Houston police officer R.C. Hesseldahl works in the department’s financial crimes division and says about a half dozen officers work an increasing number of idenity theft crimes, from e-mail scams to stolen mail and forgery cases. “Identity theft is the biggest growing crime out there,” says Hesseldahl. “Everybody’s doing it and I think the reason they do it is because it’s a crime against an unknown entity. They steal your identity, but they’re not stealing money from you, they’re stealing it from a company.”
One of the most popular scams is called phishing, where crooks send out e-mails, purportedly from banks and popular web sites, like E-bay, asking for updated password and account information.
Criminals send out millions of these scam e-mails, and a percentage of consumers respond to them, making them targets for identity theft. AOL consumer advisor Regina Lewis says the worst thing to do is respond to phishers. “The number one thing is you don’t want to respond to it, even if it’s take me off your list because in doing so, you do a couple of things. One, you confirm that you’re a legitimate e-mail and two that you’re responsive and so you’re only going to make yourself a bigger target,” says Lewis.

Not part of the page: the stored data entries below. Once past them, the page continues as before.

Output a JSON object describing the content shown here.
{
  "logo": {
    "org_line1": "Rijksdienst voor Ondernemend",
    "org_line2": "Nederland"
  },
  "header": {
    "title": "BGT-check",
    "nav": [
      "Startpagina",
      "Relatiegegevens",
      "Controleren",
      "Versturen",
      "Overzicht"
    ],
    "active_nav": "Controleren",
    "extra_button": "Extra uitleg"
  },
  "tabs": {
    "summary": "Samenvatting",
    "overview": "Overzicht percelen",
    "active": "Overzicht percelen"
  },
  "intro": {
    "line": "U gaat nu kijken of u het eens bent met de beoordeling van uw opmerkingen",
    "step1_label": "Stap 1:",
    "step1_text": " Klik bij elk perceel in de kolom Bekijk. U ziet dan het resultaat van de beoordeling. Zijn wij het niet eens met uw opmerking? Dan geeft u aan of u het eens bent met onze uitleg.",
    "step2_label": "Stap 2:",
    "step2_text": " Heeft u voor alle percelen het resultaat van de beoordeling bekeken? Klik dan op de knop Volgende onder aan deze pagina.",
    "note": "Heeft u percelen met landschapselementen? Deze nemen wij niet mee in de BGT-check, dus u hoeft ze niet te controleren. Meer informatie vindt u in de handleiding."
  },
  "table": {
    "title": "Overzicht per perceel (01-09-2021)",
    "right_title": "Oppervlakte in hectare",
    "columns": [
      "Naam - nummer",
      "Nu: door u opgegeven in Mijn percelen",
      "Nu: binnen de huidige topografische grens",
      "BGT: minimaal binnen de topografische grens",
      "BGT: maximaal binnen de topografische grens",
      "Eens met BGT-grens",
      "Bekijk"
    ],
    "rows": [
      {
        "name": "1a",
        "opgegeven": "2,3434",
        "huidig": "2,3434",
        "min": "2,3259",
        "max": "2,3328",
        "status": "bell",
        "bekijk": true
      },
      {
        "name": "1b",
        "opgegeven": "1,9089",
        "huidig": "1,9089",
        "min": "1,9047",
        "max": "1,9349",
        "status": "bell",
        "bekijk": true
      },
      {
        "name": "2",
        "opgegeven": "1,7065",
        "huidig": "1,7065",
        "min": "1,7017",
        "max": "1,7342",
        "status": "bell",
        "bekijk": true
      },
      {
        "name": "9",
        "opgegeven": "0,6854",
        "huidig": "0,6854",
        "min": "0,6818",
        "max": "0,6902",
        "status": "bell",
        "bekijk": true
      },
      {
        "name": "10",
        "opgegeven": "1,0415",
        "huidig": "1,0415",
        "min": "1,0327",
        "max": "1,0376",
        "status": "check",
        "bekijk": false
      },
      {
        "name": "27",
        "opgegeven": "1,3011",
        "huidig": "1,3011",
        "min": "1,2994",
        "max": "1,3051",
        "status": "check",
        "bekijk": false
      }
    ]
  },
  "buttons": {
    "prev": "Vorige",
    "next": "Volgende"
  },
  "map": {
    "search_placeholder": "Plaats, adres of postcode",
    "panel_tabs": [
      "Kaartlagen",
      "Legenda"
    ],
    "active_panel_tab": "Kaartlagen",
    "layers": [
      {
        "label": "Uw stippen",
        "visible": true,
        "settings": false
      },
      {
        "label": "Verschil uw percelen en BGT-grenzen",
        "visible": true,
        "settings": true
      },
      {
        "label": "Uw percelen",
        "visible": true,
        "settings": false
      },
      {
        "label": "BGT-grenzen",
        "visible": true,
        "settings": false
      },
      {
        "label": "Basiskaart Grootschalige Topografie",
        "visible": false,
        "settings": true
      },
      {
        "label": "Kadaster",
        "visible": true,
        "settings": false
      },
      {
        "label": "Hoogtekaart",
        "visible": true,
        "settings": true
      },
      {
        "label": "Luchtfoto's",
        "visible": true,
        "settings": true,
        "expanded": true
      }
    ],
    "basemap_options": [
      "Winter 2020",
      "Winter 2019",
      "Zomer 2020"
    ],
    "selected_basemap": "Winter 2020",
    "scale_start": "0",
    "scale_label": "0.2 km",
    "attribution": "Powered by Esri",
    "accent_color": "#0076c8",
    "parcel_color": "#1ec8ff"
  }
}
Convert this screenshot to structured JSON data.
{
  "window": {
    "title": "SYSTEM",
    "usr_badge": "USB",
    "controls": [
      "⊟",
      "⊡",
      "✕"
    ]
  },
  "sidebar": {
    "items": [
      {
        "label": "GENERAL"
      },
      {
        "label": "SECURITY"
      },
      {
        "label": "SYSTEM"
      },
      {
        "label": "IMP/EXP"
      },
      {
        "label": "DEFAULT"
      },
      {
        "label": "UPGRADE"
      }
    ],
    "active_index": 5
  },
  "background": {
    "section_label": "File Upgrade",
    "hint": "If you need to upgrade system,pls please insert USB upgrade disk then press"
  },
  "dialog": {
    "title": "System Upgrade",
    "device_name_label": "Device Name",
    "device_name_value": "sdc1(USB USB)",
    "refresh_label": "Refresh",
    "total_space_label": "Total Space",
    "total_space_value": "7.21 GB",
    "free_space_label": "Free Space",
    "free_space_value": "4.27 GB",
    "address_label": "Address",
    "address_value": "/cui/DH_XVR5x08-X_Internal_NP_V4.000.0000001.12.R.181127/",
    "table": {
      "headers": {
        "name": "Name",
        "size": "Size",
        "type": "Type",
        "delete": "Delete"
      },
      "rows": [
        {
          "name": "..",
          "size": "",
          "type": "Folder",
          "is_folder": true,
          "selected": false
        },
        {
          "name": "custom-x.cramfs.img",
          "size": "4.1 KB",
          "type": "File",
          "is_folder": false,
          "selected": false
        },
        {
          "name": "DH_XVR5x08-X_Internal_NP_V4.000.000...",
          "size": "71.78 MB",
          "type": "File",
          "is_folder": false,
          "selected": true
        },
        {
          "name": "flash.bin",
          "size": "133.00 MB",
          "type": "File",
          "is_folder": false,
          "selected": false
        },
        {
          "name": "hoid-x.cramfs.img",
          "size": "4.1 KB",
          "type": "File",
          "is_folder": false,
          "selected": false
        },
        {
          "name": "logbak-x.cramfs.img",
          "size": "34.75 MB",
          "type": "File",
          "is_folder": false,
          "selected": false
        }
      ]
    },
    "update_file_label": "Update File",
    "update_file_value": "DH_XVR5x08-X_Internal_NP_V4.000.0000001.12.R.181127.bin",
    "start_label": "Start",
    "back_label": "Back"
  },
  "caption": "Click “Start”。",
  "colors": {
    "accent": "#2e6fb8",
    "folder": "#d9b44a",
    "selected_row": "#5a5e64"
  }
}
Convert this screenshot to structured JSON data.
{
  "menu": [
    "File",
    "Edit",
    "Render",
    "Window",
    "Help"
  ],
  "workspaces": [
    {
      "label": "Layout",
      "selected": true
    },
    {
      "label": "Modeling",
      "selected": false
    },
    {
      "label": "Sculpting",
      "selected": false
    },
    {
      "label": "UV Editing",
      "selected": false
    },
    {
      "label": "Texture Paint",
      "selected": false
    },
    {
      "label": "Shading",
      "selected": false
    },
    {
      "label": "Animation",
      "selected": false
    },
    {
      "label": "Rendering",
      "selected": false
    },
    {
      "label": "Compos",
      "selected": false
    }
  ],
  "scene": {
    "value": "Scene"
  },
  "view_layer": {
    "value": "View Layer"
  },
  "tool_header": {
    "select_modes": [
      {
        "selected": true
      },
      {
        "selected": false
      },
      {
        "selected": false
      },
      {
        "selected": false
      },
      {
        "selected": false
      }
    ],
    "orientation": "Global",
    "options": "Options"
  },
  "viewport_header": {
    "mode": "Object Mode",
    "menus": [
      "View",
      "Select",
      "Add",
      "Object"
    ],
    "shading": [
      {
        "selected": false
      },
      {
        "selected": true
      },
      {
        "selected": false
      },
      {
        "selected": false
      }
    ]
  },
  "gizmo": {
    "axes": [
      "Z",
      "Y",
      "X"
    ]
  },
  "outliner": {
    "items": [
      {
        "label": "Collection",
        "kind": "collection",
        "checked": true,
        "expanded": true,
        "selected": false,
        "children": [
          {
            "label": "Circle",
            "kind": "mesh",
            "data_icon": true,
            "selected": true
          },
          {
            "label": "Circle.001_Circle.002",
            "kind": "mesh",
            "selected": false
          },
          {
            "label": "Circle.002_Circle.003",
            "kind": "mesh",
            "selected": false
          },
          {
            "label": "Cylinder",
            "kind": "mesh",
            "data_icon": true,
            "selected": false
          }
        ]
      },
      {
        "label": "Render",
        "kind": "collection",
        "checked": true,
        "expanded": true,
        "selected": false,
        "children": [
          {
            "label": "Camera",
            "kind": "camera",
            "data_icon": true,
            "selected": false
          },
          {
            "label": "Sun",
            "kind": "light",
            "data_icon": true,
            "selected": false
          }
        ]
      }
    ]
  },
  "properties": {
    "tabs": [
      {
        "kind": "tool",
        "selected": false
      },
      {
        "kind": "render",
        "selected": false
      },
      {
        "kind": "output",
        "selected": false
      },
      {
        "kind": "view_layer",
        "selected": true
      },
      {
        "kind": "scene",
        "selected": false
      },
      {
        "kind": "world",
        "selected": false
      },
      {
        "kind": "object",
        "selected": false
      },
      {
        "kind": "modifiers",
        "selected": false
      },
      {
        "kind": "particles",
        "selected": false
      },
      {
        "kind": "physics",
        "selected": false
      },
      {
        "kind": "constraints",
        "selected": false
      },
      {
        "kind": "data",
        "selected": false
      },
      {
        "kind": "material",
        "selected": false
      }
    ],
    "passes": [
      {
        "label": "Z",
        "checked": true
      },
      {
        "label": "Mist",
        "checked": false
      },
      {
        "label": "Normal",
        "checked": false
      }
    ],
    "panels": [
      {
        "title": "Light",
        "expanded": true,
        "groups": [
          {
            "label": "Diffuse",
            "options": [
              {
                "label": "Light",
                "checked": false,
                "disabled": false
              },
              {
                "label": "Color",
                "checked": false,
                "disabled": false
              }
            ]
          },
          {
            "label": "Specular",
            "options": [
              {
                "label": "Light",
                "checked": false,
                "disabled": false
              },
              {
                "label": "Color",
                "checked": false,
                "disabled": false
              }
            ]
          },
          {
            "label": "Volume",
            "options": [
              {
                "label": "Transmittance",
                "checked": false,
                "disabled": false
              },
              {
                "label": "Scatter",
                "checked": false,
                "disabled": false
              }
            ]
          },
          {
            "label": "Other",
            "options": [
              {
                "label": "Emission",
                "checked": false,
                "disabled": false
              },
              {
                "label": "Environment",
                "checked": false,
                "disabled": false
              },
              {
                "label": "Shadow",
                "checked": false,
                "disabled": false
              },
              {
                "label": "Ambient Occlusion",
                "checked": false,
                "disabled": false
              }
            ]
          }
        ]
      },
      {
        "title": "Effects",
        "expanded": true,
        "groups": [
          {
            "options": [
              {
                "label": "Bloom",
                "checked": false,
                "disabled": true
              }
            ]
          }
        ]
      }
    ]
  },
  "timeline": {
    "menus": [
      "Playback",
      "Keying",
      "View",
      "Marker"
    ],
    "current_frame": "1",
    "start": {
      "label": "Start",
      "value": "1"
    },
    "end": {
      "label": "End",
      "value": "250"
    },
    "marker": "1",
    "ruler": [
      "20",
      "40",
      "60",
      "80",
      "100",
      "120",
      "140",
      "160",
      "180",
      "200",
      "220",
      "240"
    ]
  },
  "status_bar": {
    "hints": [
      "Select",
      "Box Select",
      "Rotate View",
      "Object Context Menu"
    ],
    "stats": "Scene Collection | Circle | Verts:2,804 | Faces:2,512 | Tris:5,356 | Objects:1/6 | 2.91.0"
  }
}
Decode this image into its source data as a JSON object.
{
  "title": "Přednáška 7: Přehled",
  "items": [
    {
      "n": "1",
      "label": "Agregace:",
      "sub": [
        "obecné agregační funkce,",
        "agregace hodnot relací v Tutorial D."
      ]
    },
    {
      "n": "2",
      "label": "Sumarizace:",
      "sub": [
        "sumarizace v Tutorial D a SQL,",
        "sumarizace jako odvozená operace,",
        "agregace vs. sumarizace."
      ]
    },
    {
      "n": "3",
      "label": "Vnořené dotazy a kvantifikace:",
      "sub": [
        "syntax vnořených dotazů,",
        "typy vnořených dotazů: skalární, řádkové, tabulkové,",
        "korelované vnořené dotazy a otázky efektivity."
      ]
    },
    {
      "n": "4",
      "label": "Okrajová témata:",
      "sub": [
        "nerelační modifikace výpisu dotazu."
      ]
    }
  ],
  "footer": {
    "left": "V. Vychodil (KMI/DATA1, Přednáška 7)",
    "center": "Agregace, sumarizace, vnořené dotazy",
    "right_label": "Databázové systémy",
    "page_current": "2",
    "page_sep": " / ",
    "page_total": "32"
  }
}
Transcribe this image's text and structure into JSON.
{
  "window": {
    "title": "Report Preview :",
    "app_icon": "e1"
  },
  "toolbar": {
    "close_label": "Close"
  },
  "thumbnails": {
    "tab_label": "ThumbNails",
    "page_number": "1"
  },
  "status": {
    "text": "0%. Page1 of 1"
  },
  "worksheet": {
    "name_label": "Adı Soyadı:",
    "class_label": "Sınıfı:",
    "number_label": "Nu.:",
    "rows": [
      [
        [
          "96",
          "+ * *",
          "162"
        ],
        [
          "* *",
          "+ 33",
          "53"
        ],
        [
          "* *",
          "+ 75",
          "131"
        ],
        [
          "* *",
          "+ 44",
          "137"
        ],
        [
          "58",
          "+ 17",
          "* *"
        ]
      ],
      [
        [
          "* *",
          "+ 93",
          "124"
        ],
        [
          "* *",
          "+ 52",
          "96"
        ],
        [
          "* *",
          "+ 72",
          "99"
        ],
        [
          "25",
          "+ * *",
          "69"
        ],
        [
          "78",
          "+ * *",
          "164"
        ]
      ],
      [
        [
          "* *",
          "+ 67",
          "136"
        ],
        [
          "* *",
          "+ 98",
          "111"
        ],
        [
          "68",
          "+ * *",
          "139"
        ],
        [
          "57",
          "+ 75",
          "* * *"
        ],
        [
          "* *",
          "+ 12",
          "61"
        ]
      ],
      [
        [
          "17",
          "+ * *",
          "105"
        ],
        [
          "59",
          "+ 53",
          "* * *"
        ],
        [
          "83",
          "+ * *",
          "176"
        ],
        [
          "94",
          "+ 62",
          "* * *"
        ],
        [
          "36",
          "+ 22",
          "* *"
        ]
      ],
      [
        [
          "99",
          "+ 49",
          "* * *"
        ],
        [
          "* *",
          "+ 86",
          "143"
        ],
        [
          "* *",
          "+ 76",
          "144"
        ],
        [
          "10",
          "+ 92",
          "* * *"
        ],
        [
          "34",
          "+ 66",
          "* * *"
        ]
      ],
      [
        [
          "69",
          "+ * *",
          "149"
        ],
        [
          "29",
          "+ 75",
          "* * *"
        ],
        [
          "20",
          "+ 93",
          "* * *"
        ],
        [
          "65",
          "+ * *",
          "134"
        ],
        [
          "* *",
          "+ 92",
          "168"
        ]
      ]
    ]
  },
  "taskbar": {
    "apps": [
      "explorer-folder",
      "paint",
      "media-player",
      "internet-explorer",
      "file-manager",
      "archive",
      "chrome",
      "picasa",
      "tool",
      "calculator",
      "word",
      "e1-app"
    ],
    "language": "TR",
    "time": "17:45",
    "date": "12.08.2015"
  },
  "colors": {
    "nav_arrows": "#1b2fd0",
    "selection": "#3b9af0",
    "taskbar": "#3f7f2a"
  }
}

Criminals typically use the information they get from internet phishing to create new identities in order to apply for credit cards and loans. Former FBI computer forensics agent and owner of Houston-based Acquisition Data William Odem says common sense is the best weapon against internet phishing.
He says following a link provided in an e-mail is dangerous and that it’s better to log into your accounts from a known and legitimate website. He says web site mock-ups created by crooks look authentic, but are simply ways for the criminals to steal personal information.